Datenschützer in sechs europäischen Ländern gehen gegen den Internetkonzern Google wegen seines Umgangs mit Nutzerinformationen vor. Die zuständigen Stellen in Deutschland, Frankreich, Italien, Großbritannien, Spanien und den Niederlanden leiteten Untersuchungen zu den Unternehmenspraktiken ein, teilte die federführende französische Datenschutzbehörde CNIL mit.

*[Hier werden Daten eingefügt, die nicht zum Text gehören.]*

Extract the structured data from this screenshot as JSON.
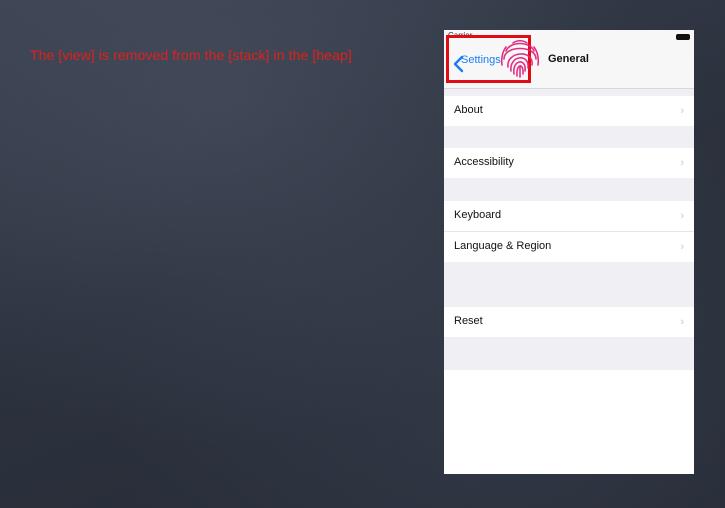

Die Behörden stören sich vor allem an den seit einem Jahr geltenden Datenschutzbestimmungen des Konzerns, wonach Google Nutzerdaten aus unterschiedlichen Diensten wie dem Videoportal YouTube und dem Maildienst GMail gesammelt auswerten darf. Vor diesem Hintergrund hatten die Datenschutzbeauftragten zuvor bereits repressive Maßnahmen angedroht. Die Rede war nun zunächst von weiteren Untersuchungen nach dem jeweiligen nationalen Recht.

Nach Angaben der CNIL in Paris reagieren die nationalen Datenschützer damit auf ausbleibende Änderungen bei Google. Sollten sich ihre Bedenken bestätigen, könnten die einzelnen Staaten Sanktionen aussprechen, sagte der Hamburger Beauftragte für den Datenschutz, Johannes Caspar. In Deutschland wäre das beispielsweise ein Bußgeld. Caspar ist in der Bundesrepublik für das Verfahren zuständig.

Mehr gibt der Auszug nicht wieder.